In her book, Klein rails mostly against consumer-goods brand names. In today's economy, "brands" have replaced "products." Companies are selling mere image and lifestyle. In this equation, the ratio of corporate substance to corporate power is wildly out of whack.

Klein describes the movement as "a response to the privatization of life - natural resources, health, education" and as "attempts to reclaim democracy from trade agreements." She adds, "What creates the coalitions [against trade pacts] is the ambitiousness of the agreements." Free trade is being put ahead of other social goods, such as local control over environmental protection and labor regulation. She's not opposed to free trade per se, but she suggests that there are other models for it than the current US-led push for a hemisphere-wide trade zone.

She's also skeptical of free trade as an economic panacea: "Like NAFTA before it, the creation of the largest free-trade zone in the world is being sold based on the cure-all powers of trickle-down economics," she wrote in last week's column in the Globe and Mail.

"There's been a dumbing down of politics," she says. "But there's a tremendous hunger to be part of the discussion." She speaks of students and others crowding into university lecture halls on Sunday afternoons to hear policy activists explain water issues or trade-law arcana.

"People want to understand. I think that's really hopeful and exciting," she says.

"It's hard to think of another person writing more colorfully and creatively on these issues," says Boston College sociologist Charles Derber. "She's a fresh voice." While cautioning against granting her "celebrity status," he calls her "part of the emerging class of global public intellectuals," adding that he distinguishes between "public intellectuals" - those "whose writing and thinking is shaping the public view" - and mere "talk-show pundits."

Her work is also informed by a lot of her own on-the-ground reporting on issues like sweatshops in the third world.

Professor Derber compares her to the student leaders of the early 1960s, who, in the early days of the "New Left" movement in the United States, breathed new energy into progressive politics.

"No Logo" has sold nearly 20,000 hardcover copies in Canada since its release in January 2000. Also out in paperback this January, the book has been on the bestseller list here every week. It's been translated into nine languages. Klein's work is less well known in the US, where her column appears in The Nation. But she's enjoyed major success in Britain, where the prestigious Guardian newspaper carries her column and "No Logo" is No. 1 on the Sunday Times bestseller list.

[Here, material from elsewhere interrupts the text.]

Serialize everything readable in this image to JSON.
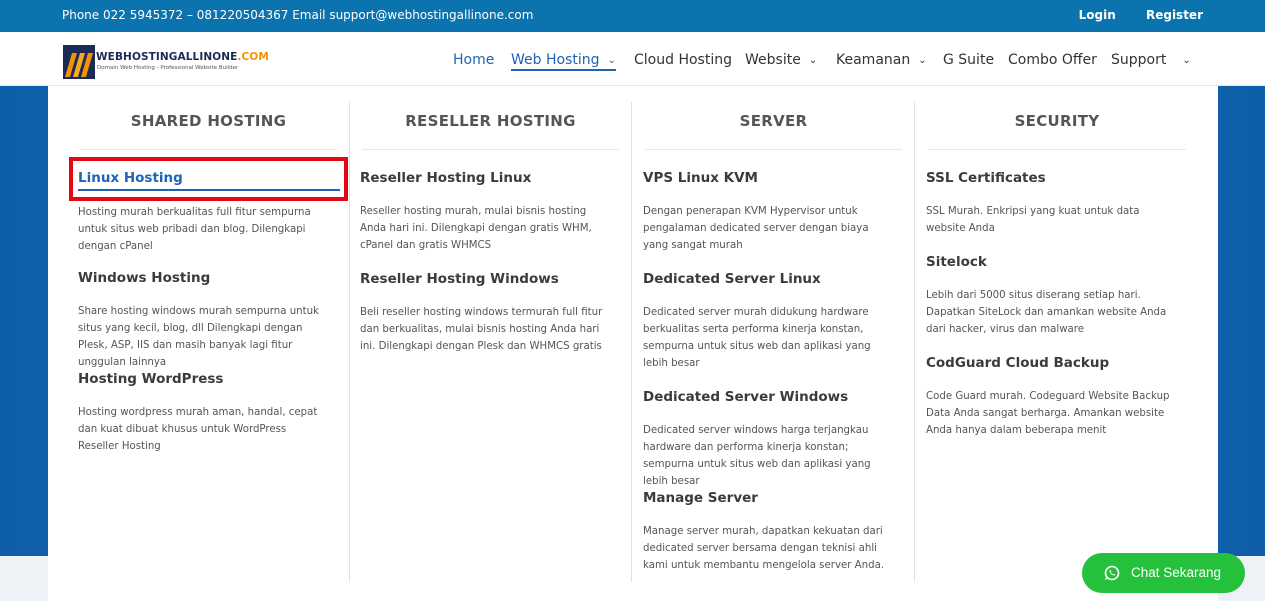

Her book is "obviously touching a nerve," says Nicholas Paschley, trade-book buyer for the University of Toronto bookstore. The book is selling well, he says, despite the fact that this university is "about as tame and politically disengaged ... as you'll find."

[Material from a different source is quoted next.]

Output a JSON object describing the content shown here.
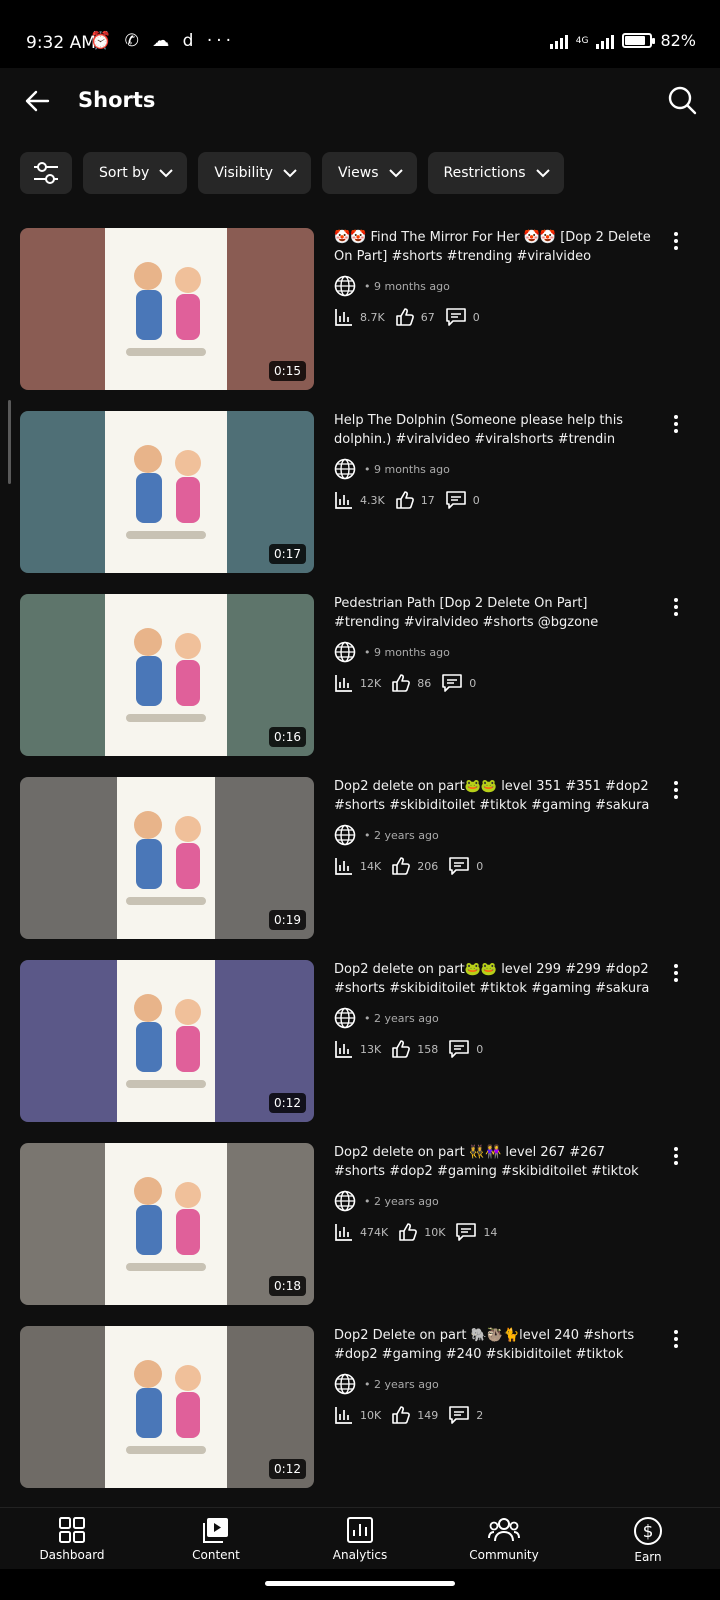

That charge is not leveled against Concordia University in Montreal. Rob Green, outgoing president of the student union, reports, "We have 90 buses confirmed filled for the trip to Quebec City."

The police presence at the official summit is being described as the largest in Canadian history, however, and Klein and others are concerned about limits on civil liberties during the summit.

She and other activists have petitioned Prime Minister Jean Chrétien to remove the four-kilometer-long chain-link fence erected in Quebec City to keep protesters out.

Mr. Green, the student leader, suggests that under Canada's Constitution, the level of curtailment of free speech and freedom of assembly anticipated this week would be legal only if the War Measures Act, a provision for a sort of martial law, were invoked.

"The whole movement has been criminalized and presumed guilty," he says.

Klein, too, worries that the extreme elements are becoming the public persona of the movement. But she also sees the movement expanding beyond street protests at summits.

"Recently, police have taken to patting themselves on the back for learning to 'control' mass demonstrations," she wrote last week. "But how will they adapt to a global movement that is already transforming itself into thousands of local mini-movements, all internationally linked? They're going to need a pretty big fence."